In all cases, however, it’s worth noting that however locally invested they remain, these companies’ missions extend far beyond Arizona’s borders. Take HealthTell, whose early detection of diseases through patients’ unique immunosignatures—analyzed via a single drop of blood—came out of a $30.7 million Defense Department grant to develop diagnostics capable of protecting U.S. military against bioterrorism. 

Skysong Innovations’ enterprises also include patenting and licensing discoveries that are only just getting their sea legs.
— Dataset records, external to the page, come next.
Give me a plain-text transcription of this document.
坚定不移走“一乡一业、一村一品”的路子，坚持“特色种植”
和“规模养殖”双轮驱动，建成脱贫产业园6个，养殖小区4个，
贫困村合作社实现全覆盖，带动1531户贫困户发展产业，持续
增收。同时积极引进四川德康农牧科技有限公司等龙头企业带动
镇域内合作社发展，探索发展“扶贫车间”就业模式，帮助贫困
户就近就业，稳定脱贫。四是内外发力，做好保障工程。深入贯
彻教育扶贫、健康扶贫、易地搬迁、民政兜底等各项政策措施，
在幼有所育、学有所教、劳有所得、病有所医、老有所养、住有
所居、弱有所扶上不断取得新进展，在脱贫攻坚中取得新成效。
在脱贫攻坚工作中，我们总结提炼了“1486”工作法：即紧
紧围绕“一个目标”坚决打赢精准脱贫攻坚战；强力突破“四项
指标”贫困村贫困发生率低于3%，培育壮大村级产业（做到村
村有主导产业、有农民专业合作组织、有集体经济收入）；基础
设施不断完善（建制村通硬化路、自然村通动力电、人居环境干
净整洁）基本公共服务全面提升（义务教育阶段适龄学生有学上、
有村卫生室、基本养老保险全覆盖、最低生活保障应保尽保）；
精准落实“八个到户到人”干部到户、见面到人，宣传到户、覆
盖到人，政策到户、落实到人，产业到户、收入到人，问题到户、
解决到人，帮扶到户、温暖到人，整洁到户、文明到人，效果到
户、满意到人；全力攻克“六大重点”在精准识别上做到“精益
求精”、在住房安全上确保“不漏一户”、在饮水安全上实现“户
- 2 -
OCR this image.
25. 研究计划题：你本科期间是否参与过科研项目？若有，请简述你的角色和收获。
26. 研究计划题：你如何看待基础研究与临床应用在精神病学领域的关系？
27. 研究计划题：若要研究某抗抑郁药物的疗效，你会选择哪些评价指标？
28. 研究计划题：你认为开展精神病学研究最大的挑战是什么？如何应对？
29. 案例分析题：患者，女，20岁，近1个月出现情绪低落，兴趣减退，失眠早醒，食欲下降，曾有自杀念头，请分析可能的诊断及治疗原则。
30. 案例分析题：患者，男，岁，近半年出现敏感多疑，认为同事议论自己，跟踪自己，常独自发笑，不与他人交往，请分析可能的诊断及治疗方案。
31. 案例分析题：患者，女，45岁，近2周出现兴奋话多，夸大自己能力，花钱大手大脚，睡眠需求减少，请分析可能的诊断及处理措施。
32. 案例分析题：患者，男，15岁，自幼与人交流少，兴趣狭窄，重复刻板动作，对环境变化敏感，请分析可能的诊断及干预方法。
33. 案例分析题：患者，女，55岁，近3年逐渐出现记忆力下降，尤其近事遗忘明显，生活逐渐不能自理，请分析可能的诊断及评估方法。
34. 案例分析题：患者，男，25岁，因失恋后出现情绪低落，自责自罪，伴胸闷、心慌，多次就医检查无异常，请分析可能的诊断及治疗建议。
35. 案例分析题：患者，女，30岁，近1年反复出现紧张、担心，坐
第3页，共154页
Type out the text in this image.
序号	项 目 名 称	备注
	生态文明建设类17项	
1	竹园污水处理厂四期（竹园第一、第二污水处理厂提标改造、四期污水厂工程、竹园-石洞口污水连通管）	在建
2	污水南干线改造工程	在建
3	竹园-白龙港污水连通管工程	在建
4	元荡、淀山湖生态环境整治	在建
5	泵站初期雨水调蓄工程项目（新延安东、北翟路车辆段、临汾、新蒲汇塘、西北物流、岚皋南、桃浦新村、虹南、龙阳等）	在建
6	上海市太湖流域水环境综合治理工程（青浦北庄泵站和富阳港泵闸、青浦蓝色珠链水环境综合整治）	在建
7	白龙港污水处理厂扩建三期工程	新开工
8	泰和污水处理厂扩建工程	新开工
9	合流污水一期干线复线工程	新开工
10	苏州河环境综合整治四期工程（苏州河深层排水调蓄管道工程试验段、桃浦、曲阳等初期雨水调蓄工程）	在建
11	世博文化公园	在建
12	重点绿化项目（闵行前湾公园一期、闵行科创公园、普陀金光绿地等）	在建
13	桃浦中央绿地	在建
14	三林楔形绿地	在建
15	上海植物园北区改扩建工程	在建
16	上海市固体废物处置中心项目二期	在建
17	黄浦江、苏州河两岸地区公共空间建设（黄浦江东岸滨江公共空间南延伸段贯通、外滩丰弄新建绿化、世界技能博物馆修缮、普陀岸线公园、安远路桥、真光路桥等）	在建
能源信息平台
Its resources have enabled nascent technologies—like Videssa Breast—to move from ASU’s lab room to Provista Diagnostics’ boardroom to hospital exam rooms, where Professors Karen Anderson and Joshua LaBaer’s groundbreaking blood test can improve early breast cancer detection and augment the accuracy of abnormal or unclear mammograms.

Like the ideas, companies and communities it serves, the best seems yet to come for Skysong Innovations.

To evaluate the initiative’s potential five-year impact, Seidman devised three hypothetical growth scenarios. Anticipating 15% overall growth, Skysong and its affiliates are projected to net $995.7 million in GSP, add 10,409 job-years, provide $672 million in labor income and $90.5 million for state and local revenues. In two of Seidman’s three growth scenarios, Skysong Innovations is also expected to reach a cumulative total GSP of $1 billion within 7 years.